Политика, в практическом ее применении, независимо от того, под какими лозунгами ее проводят, всегда была периодически организуемой игрой на ненависти, а политика в штате Массачусетс отличалась вдобавок такими же резкими перепадами, как и его климат. Новая Англия пленяла главным образом резкостью контрастов и крайностей: если мороз, то такой, от которого стынет кровь, если жара — значит, такая, от которой она кипит; и удовольствию от ненависти — к себе самому, если не находилось лучшей жертвы, — предавались не так уж редко, оно было подлинным и естественным плодом, родившимся на этой почве, а не цивилизованным сорняком, оставшимся в наследство от прошлого. Интенсивностью контрастов отмечалось все вокруг, и все это воспитывало. Двойственность окружающего мира окрашивала жизнь в соответствующие тона. Зима и лето, мороз и жара, город и сельский простор, принуждение и свобода определяли два образа жизни и мысли, уравновешивавшие друг друга, словно два полушария мозга. Город означал зимнее сидение взаперти, школу, соблюдение всех правил, дисциплину, прямые мрачные улицы с шестифутовыми сугробами посредине; морозы, от которых снег скрипел под каблуками; оттепели, превращавшие улицы в бурлящие потоки, которые небезопасно было пересекать; общество дядюшек, тетушек и прочих родственников, при которых детям надлежало уметь себя вести и которых их поведение не всегда удовлетворяло; и помимо всего прочего, неистребимое желание бежать и обрести независимость. Город воплощал в себе подчинение, регламент, единоначалие. Жизнь за городом, всего в семи милях от Маунт-Вернон-стрит, несла свободу, разнообразие, мальчишескую вольницу, нескончаемые радости, доставляемые одним лишь соприкосновением с природой, радости, которые давались без усилий и которыми мальчишки наслаждались с утра до вечера, даже сами того не замечая.

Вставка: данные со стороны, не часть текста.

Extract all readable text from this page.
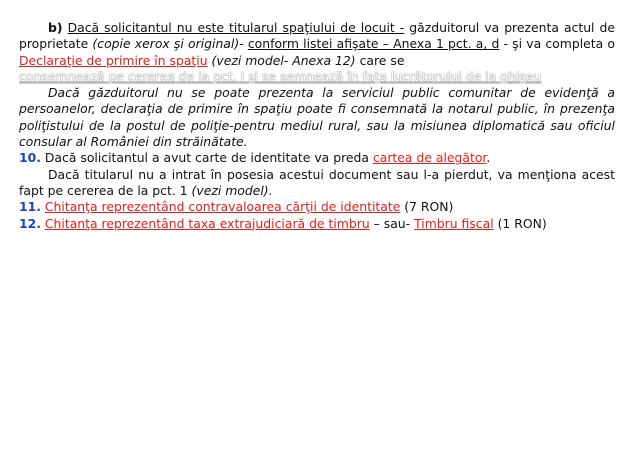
b) Dacă solicitantul nu este titularul spaţiului de locuit - găzduitorul va prezenta actul de proprietate (copie xerox şi original)- conform listei afişate – Anexa 1 pct. a, d - şi va completa o Declaraţie de primire în spaţiu (vezi model- Anexa 12) care se

consemnează pe cererea de la pct. I şi se semnează în faţa lucrătorului de la ghişeu

Dacă găzduitorul nu se poate prezenta la serviciul public comunitar de evidenţă a persoanelor, declaraţia de primire în spaţiu poate fi consemnată la notarul public, în prezenţa poliţistului de la postul de poliţie-pentru mediul rural, sau la misiunea diplomatică sau oficiul consular al României din străinătate.

10. Dacă solicitantul a avut carte de identitate va preda cartea de alegător.

Dacă titularul nu a intrat în posesia acestui document sau l-a pierdut, va menţiona acest fapt pe cererea de la pct. 1 (vezi model).

11. Chitanţa reprezentând contravaloarea cărţii de identitate (7 RON)

12. Chitanţa reprezentând taxa extrajudiciară de timbru – sau- Timbru fiscal (1 RON)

Мальчишки — дикие животные: природа щедро наделила их богатством чувств. А мальчишки из Новой Англии располагали куда большим диапазоном впечатлений, чем их сверстники, росшие в менее суровом климате. Окружающая природа воспринималась ими просто и непосредственно — в ее первозданном виде. Лето пьянило Генри Адамса. Самыми сильными ощущениями были запахи жаркого соснового леса и папоротника, млевшего под палящими лучами полуденного солнца; свежескошенной травы; вспаханной земли; самшитовых изгородей; персиковых деревьев; сирени; жасмина; запахи конюшен, амбаров, коровников; соленой воды океана и вязкой жижи, выступающей над болотом; ни один из них не проходил мимо.

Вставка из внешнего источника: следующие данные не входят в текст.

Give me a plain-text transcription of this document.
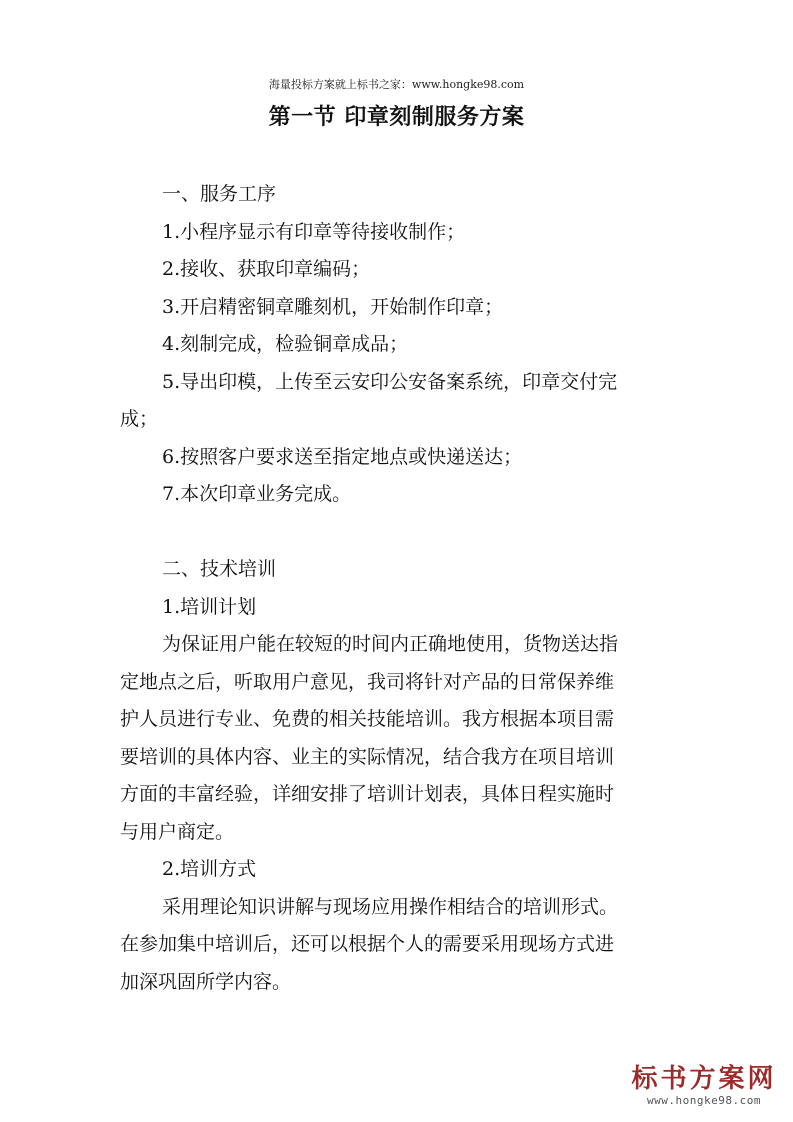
海量投标方案就上标书之家：www.hongke98.com
第一节 印章刻制服务方案

一、服务工序

1.小程序显示有印章等待接收制作；

2.接收、获取印章编码；

3.开启精密铜章雕刻机，开始制作印章；

4.刻制完成，检验铜章成品；

5.导出印模，上传至云安印公安备案系统，印章交付完

成；

6.按照客户要求送至指定地点或快递送达；

7.本次印章业务完成。

二、技术培训

1.培训计划

为保证用户能在较短的时间内正确地使用，货物送达指

定地点之后，听取用户意见，我司将针对产品的日常保养维

护人员进行专业、免费的相关技能培训。我方根据本项目需

要培训的具体内容、业主的实际情况，结合我方在项目培训

方面的丰富经验，详细安排了培训计划表，具体日程实施时

与用户商定。

2.培训方式

采用理论知识讲解与现场应用操作相结合的培训形式。

在参加集中培训后，还可以根据个人的需要采用现场方式进

加深巩固所学内容。

标书方案网
www.hongke98.com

За запахами следовали вкусовые ощущения; дети знали на вкус все, что видели или трогали, — от болотной мяты и сахарного тростника до скорлупы земляного ореха и прописей в букваре — вкус А-Б. «А-Б» — этот вкус внезапно возникал во рту былого мальчишки и шестьдесят лет спустя. Удовольствие от света, линий, красок, воспринимаемых просто и непосредственно, как все остальное, пришло позже. Свет в Новой Англии ослепительно ярок, и атмосфера огрубляет краски. Только став взрослым, мальчик узнал, что означает «атмосфера», а тогда представление о свете сводилось для него к полыхавшему пожаром массачусетскому солнцу, а представление о красках — к пунцовому пиону с предутренней росой на лепестках, к синеве океана, каким он видел его с расстояния в одну-две мили с гряды холмов родного Куинси, к кучевым облакам, проплывавшим в послеполуденном июньском небе, к красному, зеленому, лиловому в цветных картинках детских книг — краскам, которыми дарила его Америка. Таковы были его идеалы. Совершенно иными были промозглые, серые ноябрьские вечера и вязкие, грязные оттепели бостонской зимы. При таких контрастах у бостонца не могло не произойти раздвоения души. Сама жизнь имела две стороны. Мальчик, который после январской метели любовался слепящим сверканием снега в белесых лучах студеного солнца, с его ярким светом и тенью, едва ли осознавал, что такое тона и полутона. Это могло ему дать только воспитание.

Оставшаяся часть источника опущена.